Mektupta ayrıca, Türkiye Musevi cemaatinin Filistin'de yaşanan katliama duyarsız kalmadığı anımsatıldı, Türkiye Musevi cemaatinin, Amerikan Yahudi Kongresi'nin takdim ettiği ödülü geri istemesini kınayan bir mesaj yayınladığı ifade edildi.
Serdar Kılıç, 27 Temmuz 2014 tarihli mektubuna Cesaret Ödülü'nün iadesinin istenmesinin ardından Türkiye'nin görüşlerini iletmek üzere Başbakan tarafından görevlendirildiğini belirterek başladı.

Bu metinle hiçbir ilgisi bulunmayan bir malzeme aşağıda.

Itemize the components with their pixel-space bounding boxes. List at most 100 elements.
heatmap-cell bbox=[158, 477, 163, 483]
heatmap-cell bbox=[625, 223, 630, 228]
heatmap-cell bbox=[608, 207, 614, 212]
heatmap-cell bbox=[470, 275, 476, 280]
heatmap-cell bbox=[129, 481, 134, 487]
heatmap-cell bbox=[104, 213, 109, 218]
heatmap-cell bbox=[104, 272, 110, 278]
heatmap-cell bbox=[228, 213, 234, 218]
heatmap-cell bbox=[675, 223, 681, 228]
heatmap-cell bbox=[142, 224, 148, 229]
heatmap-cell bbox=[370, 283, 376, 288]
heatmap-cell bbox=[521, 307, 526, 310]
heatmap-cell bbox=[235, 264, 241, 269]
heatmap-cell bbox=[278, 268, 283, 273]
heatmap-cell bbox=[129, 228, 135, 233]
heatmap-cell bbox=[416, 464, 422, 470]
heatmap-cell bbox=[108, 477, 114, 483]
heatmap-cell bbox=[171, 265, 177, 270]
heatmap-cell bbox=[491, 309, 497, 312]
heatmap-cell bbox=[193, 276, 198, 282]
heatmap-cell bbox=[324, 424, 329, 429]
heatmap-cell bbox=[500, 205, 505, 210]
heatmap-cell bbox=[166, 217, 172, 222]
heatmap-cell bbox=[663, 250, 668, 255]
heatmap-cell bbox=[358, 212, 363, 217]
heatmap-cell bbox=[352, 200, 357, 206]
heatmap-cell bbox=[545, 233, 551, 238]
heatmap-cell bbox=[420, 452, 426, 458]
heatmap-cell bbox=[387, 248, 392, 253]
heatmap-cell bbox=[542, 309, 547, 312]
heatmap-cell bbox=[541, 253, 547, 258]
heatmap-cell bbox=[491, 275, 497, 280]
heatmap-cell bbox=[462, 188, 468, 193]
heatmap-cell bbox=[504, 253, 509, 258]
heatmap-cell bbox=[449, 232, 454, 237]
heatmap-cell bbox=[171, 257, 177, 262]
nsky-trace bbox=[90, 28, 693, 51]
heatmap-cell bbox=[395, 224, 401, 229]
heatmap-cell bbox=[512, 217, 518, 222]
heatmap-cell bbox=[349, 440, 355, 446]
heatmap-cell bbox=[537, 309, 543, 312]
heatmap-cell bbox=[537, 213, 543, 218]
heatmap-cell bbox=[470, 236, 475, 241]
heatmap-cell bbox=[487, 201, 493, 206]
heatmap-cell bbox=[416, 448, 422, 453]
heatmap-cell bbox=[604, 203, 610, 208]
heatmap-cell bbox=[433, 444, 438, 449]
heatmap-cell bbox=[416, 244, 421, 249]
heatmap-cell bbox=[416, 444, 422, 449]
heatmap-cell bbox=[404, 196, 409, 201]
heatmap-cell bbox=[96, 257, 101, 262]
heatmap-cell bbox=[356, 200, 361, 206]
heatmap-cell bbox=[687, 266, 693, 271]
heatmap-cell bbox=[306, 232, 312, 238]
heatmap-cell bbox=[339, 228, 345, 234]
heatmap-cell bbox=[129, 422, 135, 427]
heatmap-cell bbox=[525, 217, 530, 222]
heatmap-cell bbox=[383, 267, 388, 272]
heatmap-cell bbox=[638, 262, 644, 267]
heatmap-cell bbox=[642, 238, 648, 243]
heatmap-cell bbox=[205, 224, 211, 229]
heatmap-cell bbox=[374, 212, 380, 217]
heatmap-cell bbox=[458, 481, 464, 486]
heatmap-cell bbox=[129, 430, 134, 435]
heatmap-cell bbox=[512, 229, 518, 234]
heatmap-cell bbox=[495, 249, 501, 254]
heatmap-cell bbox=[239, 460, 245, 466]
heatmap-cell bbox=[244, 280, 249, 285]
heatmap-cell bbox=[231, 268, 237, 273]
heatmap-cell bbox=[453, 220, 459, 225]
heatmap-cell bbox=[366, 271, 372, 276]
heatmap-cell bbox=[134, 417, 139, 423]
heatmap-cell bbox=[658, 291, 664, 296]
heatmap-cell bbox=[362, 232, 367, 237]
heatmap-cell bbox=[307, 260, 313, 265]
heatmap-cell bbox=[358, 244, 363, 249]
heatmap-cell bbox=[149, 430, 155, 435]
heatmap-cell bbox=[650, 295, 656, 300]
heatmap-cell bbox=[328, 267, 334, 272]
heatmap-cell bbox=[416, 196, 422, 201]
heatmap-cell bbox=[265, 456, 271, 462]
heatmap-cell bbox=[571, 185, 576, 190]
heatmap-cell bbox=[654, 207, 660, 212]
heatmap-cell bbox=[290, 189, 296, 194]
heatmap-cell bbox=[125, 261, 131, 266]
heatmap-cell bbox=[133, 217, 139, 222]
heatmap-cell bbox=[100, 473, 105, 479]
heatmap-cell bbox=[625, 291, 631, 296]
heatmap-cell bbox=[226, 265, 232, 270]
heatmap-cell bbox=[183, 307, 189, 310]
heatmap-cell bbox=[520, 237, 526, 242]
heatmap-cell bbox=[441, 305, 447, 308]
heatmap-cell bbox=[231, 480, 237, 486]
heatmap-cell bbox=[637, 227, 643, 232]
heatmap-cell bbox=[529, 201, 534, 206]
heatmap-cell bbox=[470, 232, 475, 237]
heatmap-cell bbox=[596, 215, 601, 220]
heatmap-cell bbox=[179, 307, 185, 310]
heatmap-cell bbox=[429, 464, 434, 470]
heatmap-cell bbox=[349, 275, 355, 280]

Bahsi geçen ödülün iadesini istenmesinin, İsrail hükümetinin izlediği işgal ve vahşet politikaları konusunda Amerikan Yahudi Kongresi'nin mevcut liderliğinin yanlı ve duyarsız bir noktada bulunduğunun talihsiz bir göstergesi olduğu belirtilen mektupta, şöyle denildi:
"Başbakan Erdoğan, dün olduğu gibi bugün de terörizmle mücadele, aşırılığın önlenmesi, Filistin sorununun barışçıl yollar izlenerek, iki-devletli çözüm formülünün hayata geçirilmesi ve Türk Musevi cemaatinin can ve mal güvenliğinin sağlanması konusunda tam bir kararlılık içerisindedir. Sayın Başbakan bu konularda birçok somut girişimin öncülüğünü yaptığı gibi yapıcı adımları da aktif bir şekilde bizzat desteklemiştir ve desteklemeye devam edecektir. Fakat Sayın Başbakan'ın İsrail hükümetinin Batı Şeria ve Gazze'de Filistin halkına karşı uyguladığı işgal, abluka ve yıkım politikalarını kabul etmesi ve bunları göz ardı etmesi beklenmemelidir. Hiç bir ayrım yapmaksızın, aralarında çocuk ve kadınların da bulunduğu binden fazla sivilin öldürülmesi, hastanelerin ve Birleşmiş Milletler okullarının bombalanması, uluslararası hukuka aykırı olduğu gibi en temel insani değerlere de aykırıdır. Bu bağlamda, Gazze'ye yönelik saldırılarda savaş suçu işlenmiş olma ihtimalini incelemek üzere Birleşmiş Milletler İnsan Hakları Konseyi'nin bir komisyon kurulmasına karar verdiğini de hatırlatıyoruz."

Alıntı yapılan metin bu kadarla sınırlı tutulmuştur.